Indústria Alimentícia

Dentro de um mercado altamente competitivo como a indústria alimentícia, as empresas necessitam investir em inovação para ter um diferencial de produto e aumentar sua quota de mercado

Na indústria alimentícia, a inovação tecnológica funciona com um acelerador de competitividade.

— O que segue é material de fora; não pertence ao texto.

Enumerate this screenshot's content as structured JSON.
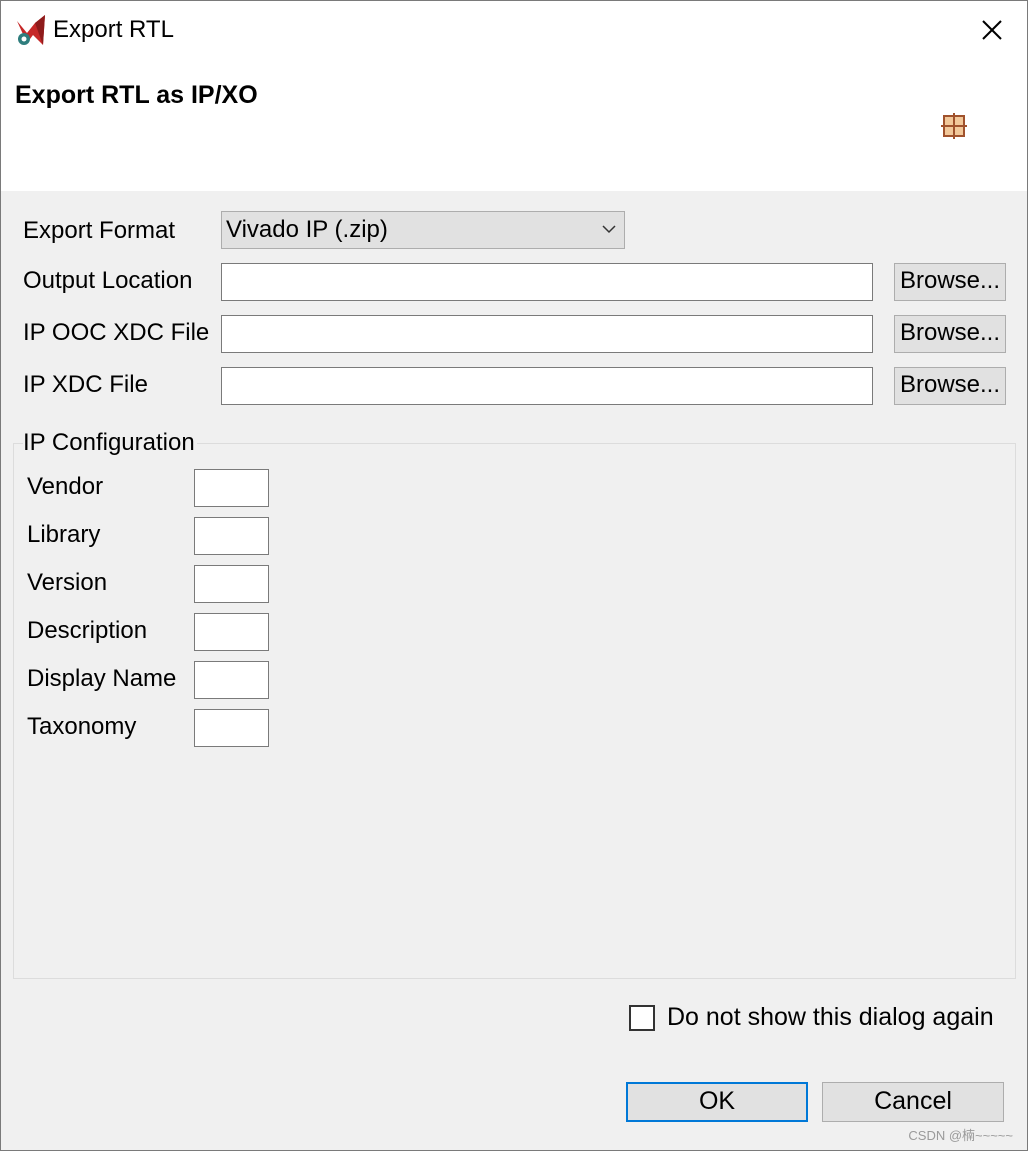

Indústria tradicional e heterogênea, a indústria alimentícia também passa por transformações decorrentes do desenvolvimento tecnológico em outros setores e da transformação dos hábitos  das familias. Se antes era vista como fabricante de produtos pouco diferenciados e de baixo valor, hoje surge oportunidade de diferenciação com base na inovação. A indústria alimentícia se depara com a necessidade de agradar um público que necessita de produtos duráveis, saudáveis e de fácil preparo.  Para se manter competitiva, uma empresa do setor precisa planejar sua estratégia de inovação tendo em vista novos processos produtivos, novas embalagens, novos métodos de fabricação e distribuição, acesso a melhores matérias primas e além disto, planejar a entrega de produtos que atendam as novas demandas da sociedade por produtos que não contenham ingredientes prejudiciais à saúde e de origem certificada. Destacam-se aí a oferta de produtos semi-prontos, produtos adequados para crianças e para pessoas com algum tipo de disfunção orgânicaa que implique necessidades alimentares específicas. Entre os desafios do setor está o de produzir alimentos com sabor, cor e textura adequados ao paladar tanto infantil como de adultos e que também sejam dietas balanceadas e nutritivas.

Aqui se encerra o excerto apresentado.